The assets acquired and liabilities assumed are reported within All Other Segments. Other current and noncurrent assets acquired primarily include prepaid expenses, trade receivables, and deferred tax assets. In addition, we assumed various current liabilities primarily consisting of accounts payable, accrued payroll related liabilities and other accrued operating expenses. The intangible assets acquired as part of the transaction include the Teavana trade name, tea blends and non-compete agreements. The Teavana trade name was valued at $105.5 million and determined to have an indefinite life, based on our expectation that the brand will be used indefinitely and has no contractual limitations. The intangible asset related to the tea blends was valued at $13.0 million and will be amortized on a straight-line basis over a period of 10 years, and the intangible asset related to the non-compete agreements was valued at $2.3 million and will be amortized on a straight-line basis over a period of 3 years. The $467.5 million of goodwill represents the intangible assets that do not qualify for separate recognition, primarily including Teavana's established global store presence in high traffic mall locations and other high-sales-volume retail venues, Teavana's global customer base, and Teavana's "Heaven of tea" retail experience in which store employees engage and educate customers about the ritual and enjoyment of tea. The goodwill was allocated to All Other Segments and is not deductible for income tax purposes.
Fiscal 2012
On July 3, 2012, we acquired 100% ownership interest in Bay Bread, LLC and its La Boulange bakery brand (collectively "La Boulange") to elevate our core food offerings and build a premium, artisanal bakery brand. We acquired La Boulange for a purchase price of approximately $100 million in cash. The following table summarizes the allocation of the purchase price to the fair values of the assets acquired and liabilities assumed on the closing date (in millions):
 
 
Fair Value at
 July 3, 2012
Property, plant and equipment
 
$
18.1

Intangible assets
 
24.3

Goodwill
 
58.7

Other current and noncurrent assets
 
5.1

Current liabilities
 
(6.4
)
Total cash paid
 
$
99.8



The assets acquired and liabilities assumed are included in our Americas operating segment. Other current assets acquired primarily include cash, trade receivables, and inventory. In addition, we assumed various current liabilities primarily consisting of accounts payable and accrued payroll related liabilities. The intangible assets acquired as part of the transaction include the La Boulange trade name and proprietary recipes and processes. The La Boulange trade name was valued at $9.7 million and determined to have an indefinite life while the intangible asset relating to the proprietary recipes and processes was valued at $14.6 million and will be amortized over a period of 10 years.

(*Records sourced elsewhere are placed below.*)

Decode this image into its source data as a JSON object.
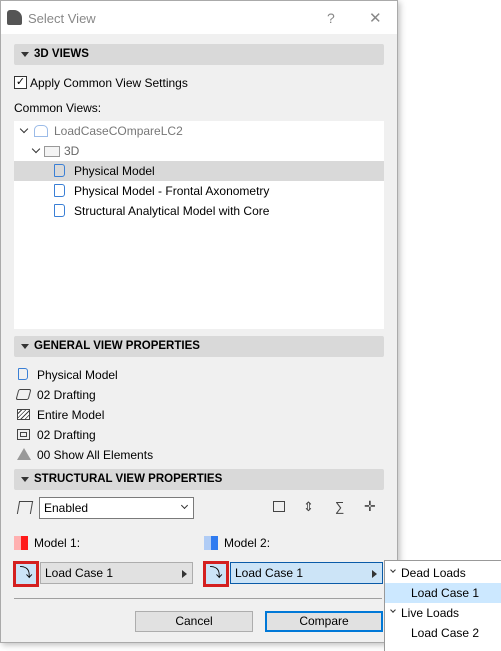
{
  "window": {
    "title": "Select View",
    "help": "?",
    "close": "✕"
  },
  "views3d": {
    "header": "3D VIEWS",
    "apply_common": "Apply Common View Settings",
    "apply_checked": true,
    "common_views_label": "Common Views:",
    "tree": {
      "project": "LoadCaseCOmpareLC2",
      "folder": "3D",
      "items": [
        "Physical Model",
        "Physical Model - Frontal Axonometry",
        "Structural Analytical Model with Core"
      ],
      "selected": "Physical Model"
    }
  },
  "general": {
    "header": "GENERAL VIEW PROPERTIES",
    "items": [
      "Physical Model",
      "02 Drafting",
      "Entire Model",
      "02 Drafting",
      "00 Show All Elements"
    ]
  },
  "structural": {
    "header": "STRUCTURAL VIEW PROPERTIES",
    "dropdown": "Enabled"
  },
  "models": {
    "model1": {
      "label": "Model 1:",
      "load_case": "Load Case 1",
      "color": "#ff1a1a"
    },
    "model2": {
      "label": "Model 2:",
      "load_case": "Load Case 1",
      "color": "#2f7bf0"
    }
  },
  "buttons": {
    "cancel": "Cancel",
    "compare": "Compare"
  },
  "popup": {
    "groups": [
      {
        "label": "Dead Loads",
        "items": [
          "Load Case 1"
        ]
      },
      {
        "label": "Live Loads",
        "items": [
          "Load Case 2"
        ]
      }
    ],
    "selected": "Load Case 1"
  }
}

The $58.7 million of goodwill is deductible for income tax purposes and was allocated to our Americas operating segment.
On November 10, 2011, we acquired the outstanding shares of Evolution Fresh, Inc., a super-premium juice company, to expand our portfolio of product offerings and enter into the super-premium juice market. We acquired Evolution Fresh for a purchase price of $30 million in cash. The fair value of the net assets acquired on the acquisition date included $18 million of goodwill. Evolution Fresh is reported within All Other Segments.